Feb 17, 2010
Generic nanoimprint process gives uniform nanowire arrays
A process has been developed by scientists in the Netherlands to grow defect-free ordered arrays of nanowire. Soft nanoimprint lithography has been used to pattern gold particle arrays on full 2 inch substrates. After lift-off, organic residues remain on the surface, which induce the growth of additional undesired nanowires. In their work, the researchers show that cleaning with a wet chemical etch in combination with a thermal anneal results in uniform nanowire arrays. The cleaning procedure is applicable to other lithographic techniques such as e-beam lithography, and therefore represents a generic process.
Semiconductor nanowires have been studied intensely because of their highly tunable optical and electrical properties. They have been employed as functional elements in light emitting diodes, transistors and antireflective coatings. For all of these applications the position and density of the nanowires needs to be controlled.
Different approaches have already been reported, such as e-beam lithography, gold deposition through an anodic aluminium oxide template and nanosphere lithography.
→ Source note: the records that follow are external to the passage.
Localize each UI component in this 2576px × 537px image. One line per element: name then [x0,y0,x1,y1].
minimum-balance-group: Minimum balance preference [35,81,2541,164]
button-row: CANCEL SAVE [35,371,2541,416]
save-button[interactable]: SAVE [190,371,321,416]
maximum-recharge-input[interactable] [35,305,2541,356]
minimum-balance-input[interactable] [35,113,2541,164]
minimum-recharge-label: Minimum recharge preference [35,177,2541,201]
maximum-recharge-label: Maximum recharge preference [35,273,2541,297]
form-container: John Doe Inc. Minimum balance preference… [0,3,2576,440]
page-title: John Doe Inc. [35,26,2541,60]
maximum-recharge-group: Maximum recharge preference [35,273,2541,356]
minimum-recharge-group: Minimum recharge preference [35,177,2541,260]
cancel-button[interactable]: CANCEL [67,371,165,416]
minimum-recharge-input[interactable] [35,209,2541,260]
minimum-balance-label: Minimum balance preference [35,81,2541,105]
In general, these techniques do not allow for large-area structuring because of either high cost or a lack of long-range order. An alternative method is available – nanoimprint lithography. This technique is promising because it enables patterning of large surface areas at relatively low cost but, as mentioned earlier, the approach can still lead to undesired nanowires. For example, extra 'grass-like' wire growth between patterned arrays.
Substrate conformal imprint lithography
To improve the situation, the team has developed and optimized a wafer-scale soft nanoimprint method known as substrate conformal imprint lithography (SCIL) for controlling the position of InP and GaP nanowires. To fabricate uniform, defect-free nanowire arrays the researchers have systematically studied the effect of chemical and thermal treatment of the substrate, which contains gold catalyst particles, on nanowire growth. The process has been further optimized by adjusting the thickness of the gold layer.
Full details can be found in the journal Nanotechnology.